HBO Max is set to launch on May 27, amid unprecedented economic and societal disruption, including shifts in media consumption.
But AT&T remains confident that the SVOD’s value will carry the day, despite a comparatively high $14.99-per-month price tag, AT&T executive vice president and CFO John J. Stephens said during a Q&A at a MoffettNathanson investment conference on Tuesday.
Asked by the firm’s founding partner, Craig Eder Moffett, whether the unforeseeable new reality of being higher-priced than competitors at a time when many consumers will now be strapped for funds will change the marketing plan for HBO Max, Stephens said that it’s caused no significant changes to date.
“Certainly, you take everything into account in the environment, and we did an offering of some of the content on a free-trial basis last month just to help customers who may have been [exhausted with] other video offerings from other people and were looking for something fresh, new and engaging,” he said. “So that was one of the steps we took to try to respond to the environment — and also, quite frankly, to try to show people the quality that would be included.”

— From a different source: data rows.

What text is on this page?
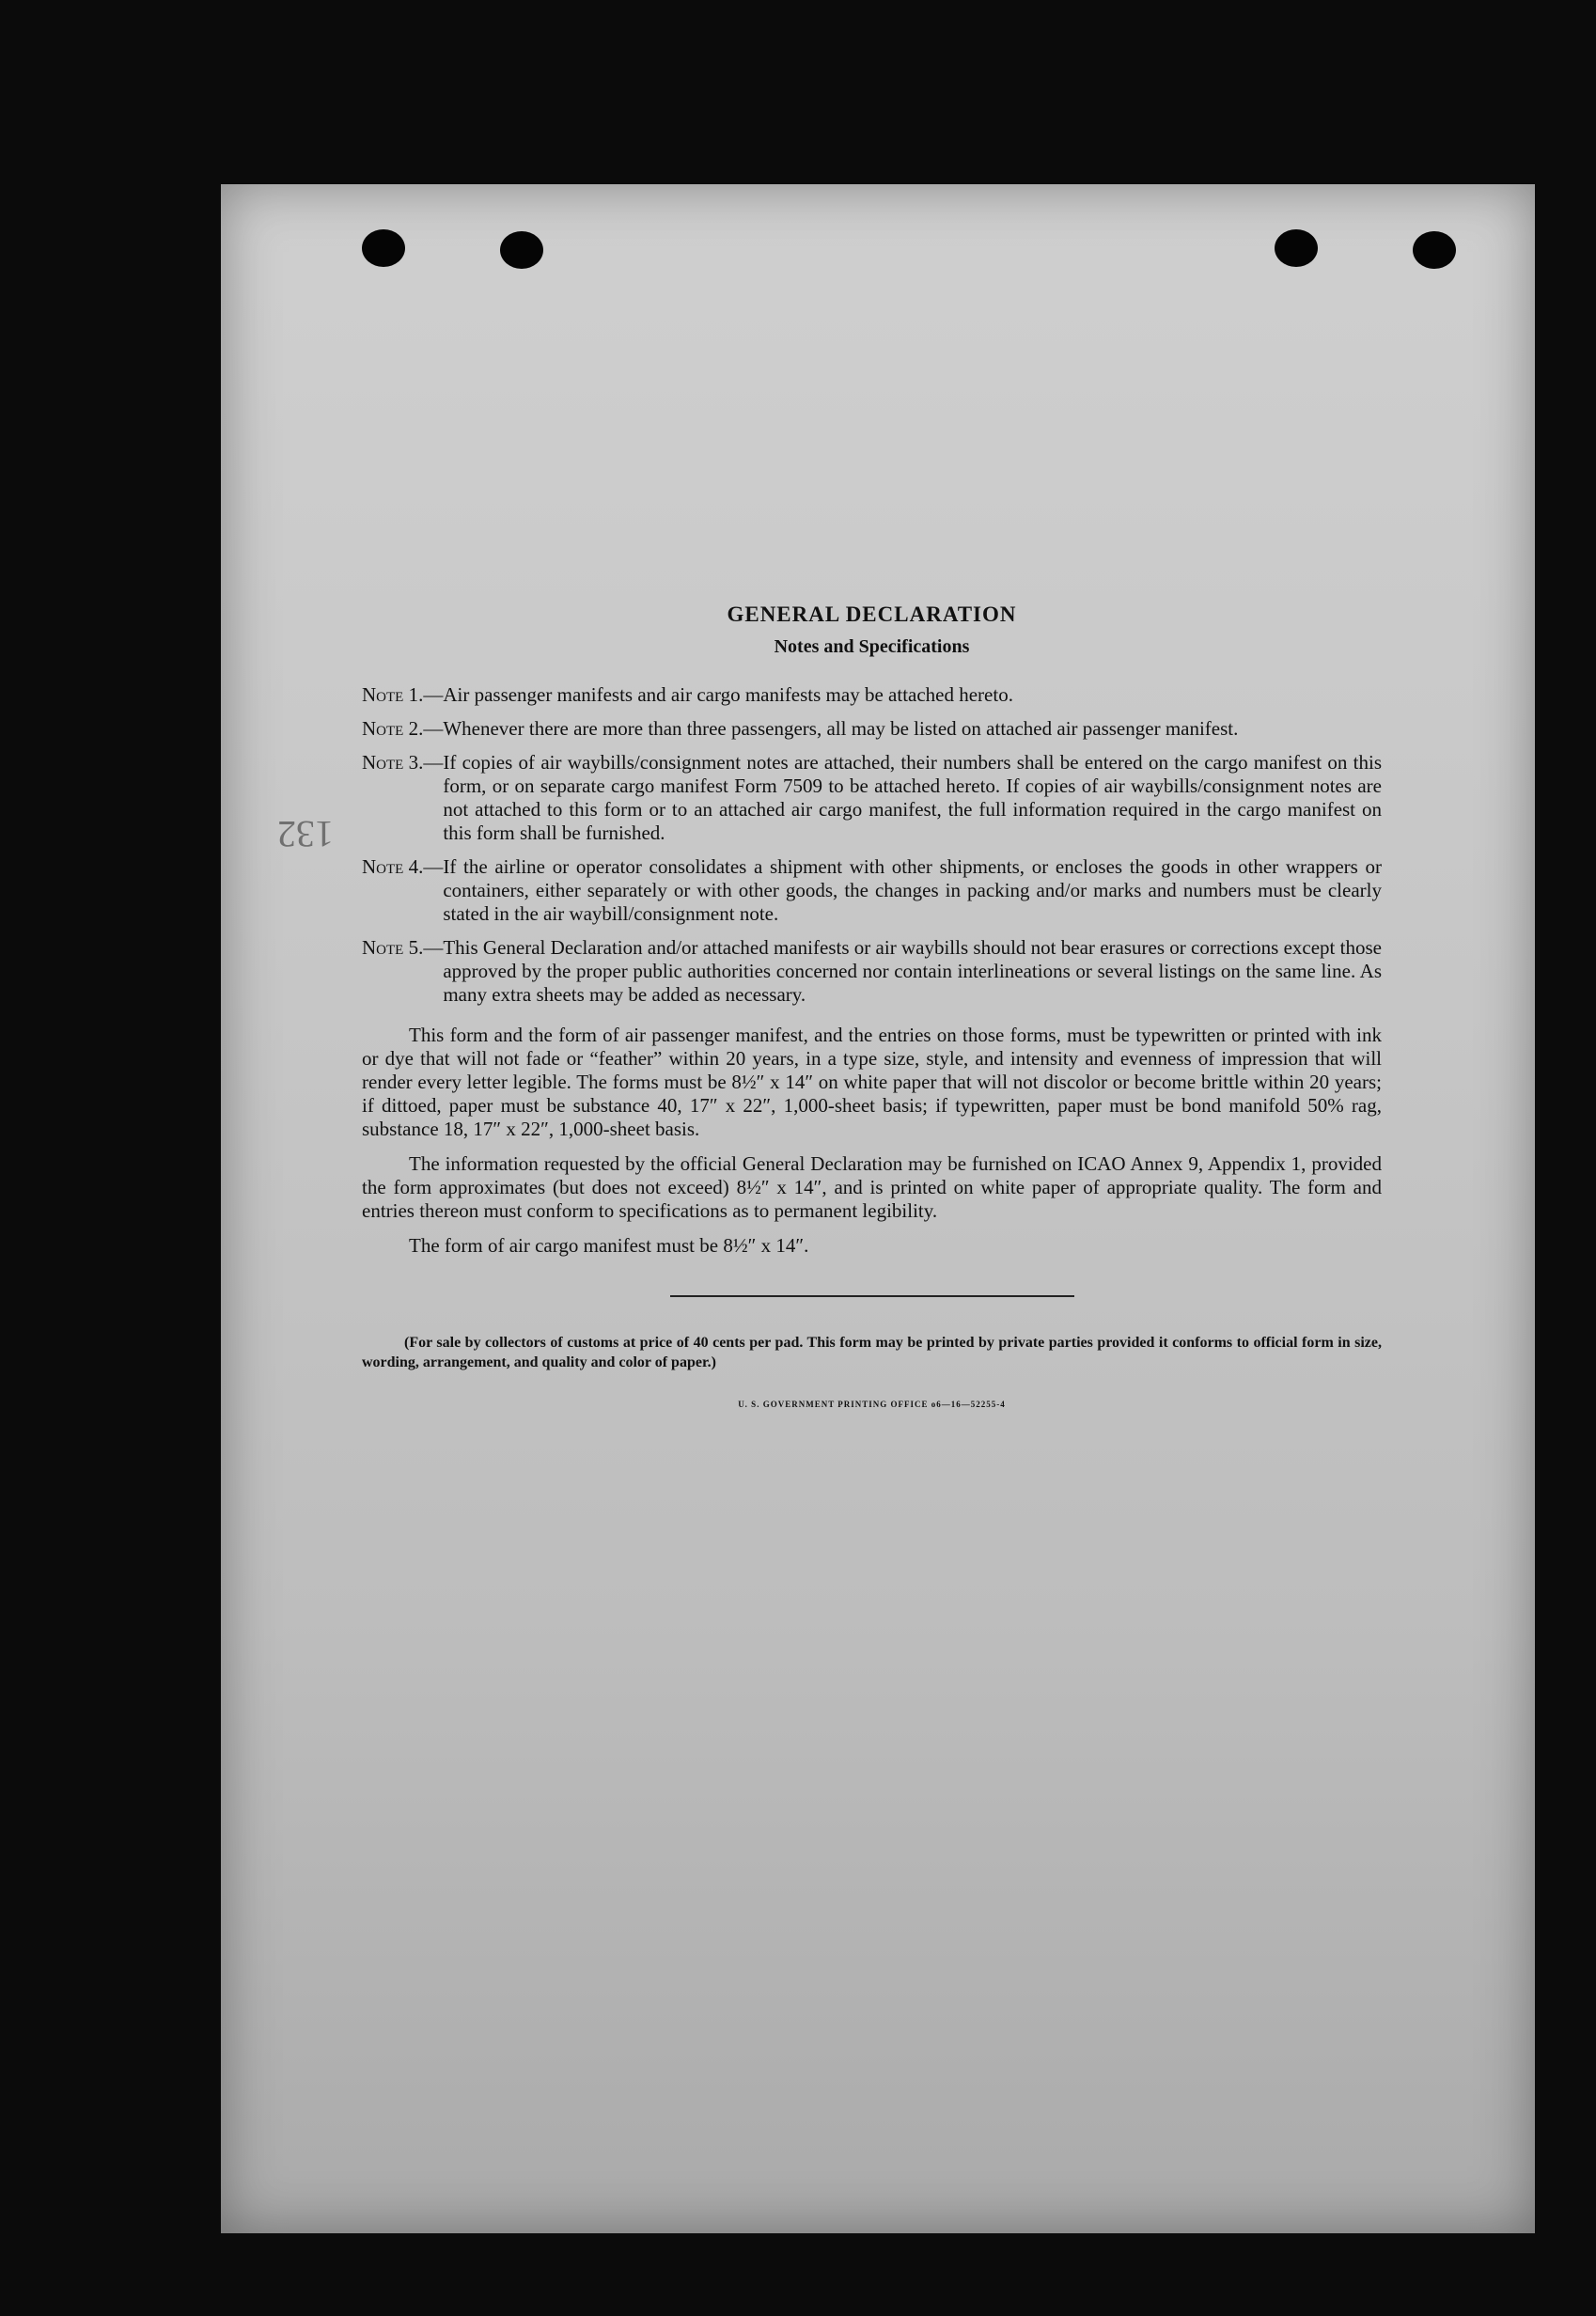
132
GENERAL DECLARATION
Notes and Specifications
Note 1.— Air passenger manifests and air cargo manifests may be attached hereto.
Note 2.— Whenever there are more than three passengers, all may be listed on attached air passenger manifest.
Note 3.— If copies of air waybills/consignment notes are attached, their numbers shall be entered on the cargo manifest on this form, or on separate cargo manifest Form 7509 to be attached hereto. If copies of air waybills/consignment notes are not attached to this form or to an attached air cargo manifest, the full information required in the cargo manifest on this form shall be furnished.
Note 4.— If the airline or operator consolidates a shipment with other shipments, or encloses the goods in other wrappers or containers, either separately or with other goods, the changes in packing and/or marks and numbers must be clearly stated in the air waybill/consignment note.
Note 5.— This General Declaration and/or attached manifests or air waybills should not bear erasures or corrections except those approved by the proper public authorities concerned nor contain interlineations or several listings on the same line. As many extra sheets may be added as necessary.

This form and the form of air passenger manifest, and the entries on those forms, must be typewritten or printed with ink or dye that will not fade or “feather” within 20 years, in a type size, style, and intensity and evenness of impression that will render every letter legible. The forms must be 8½″ x 14″ on white paper that will not discolor or become brittle within 20 years; if dittoed, paper must be substance 40, 17″ x 22″, 1,000-sheet basis; if typewritten, paper must be bond manifold 50% rag, substance 18, 17″ x 22″, 1,000-sheet basis.

The information requested by the official General Declaration may be furnished on ICAO Annex 9, Appendix 1, provided the form approximates (but does not exceed) 8½″ x 14″, and is printed on white paper of appropriate quality. The form and entries thereon must conform to specifications as to permanent legibility.

The form of air cargo manifest must be 8½″ x 14″.

(For sale by collectors of customs at price of 40 cents per pad. This form may be printed by private parties provided it conforms to official form in size, wording, arrangement, and quality and color of paper.)
U. S. GOVERNMENT PRINTING OFFICE o6—16—52255-4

But HBO’s customer base has demonstrated willingness to pay that same $14.99 price already, based on the content quality, and HBO Max should be considered “a real bargain,” given that it will offer “thousands of more hours and more titles,” and is designed to appeal to a wider audience, including millennials and children, he noted.
“It’s going to be … very high quality and significant content that goes across the whole family unit as opposed to just one demographic,” he said. “As such, I think it's at the right price point, and we'll see how that plays out. And we'll try to do things differently with regard to bundling and so forth…. as we roll out more content. And, of course, see how the launch goes… We're going to be smart about it. We're going to follow it. And I'm sure we'll make adjustments and add things in or subtract things out, whatever the case may be. We'll make adjustments as we go through it.”
As for the industrywide production shutdowns that have put all new projects on hold — including the “Friends” reunion that was to be a prime attraction at launch for HBO Max — Stephens maintained that it shouldn’t necessarily have a “big impact” on the launch. Generally, new content that would have been in production in April or May would not have debuted on the service for some months in any case, he said.
But he acknowledged that “there will be some impacts over the year and potentially, depending on how long the production shutdown lasts, into the next year,” though noting that all streaming services, not just HBO Max, would be affected.
At the same time, he suggested that there might actually be an upside. “Those production activities consume a lot of cash, and as those things are shut down, a lot of cash is preserved in the interim,” he said. “So we'll see what that balance is.”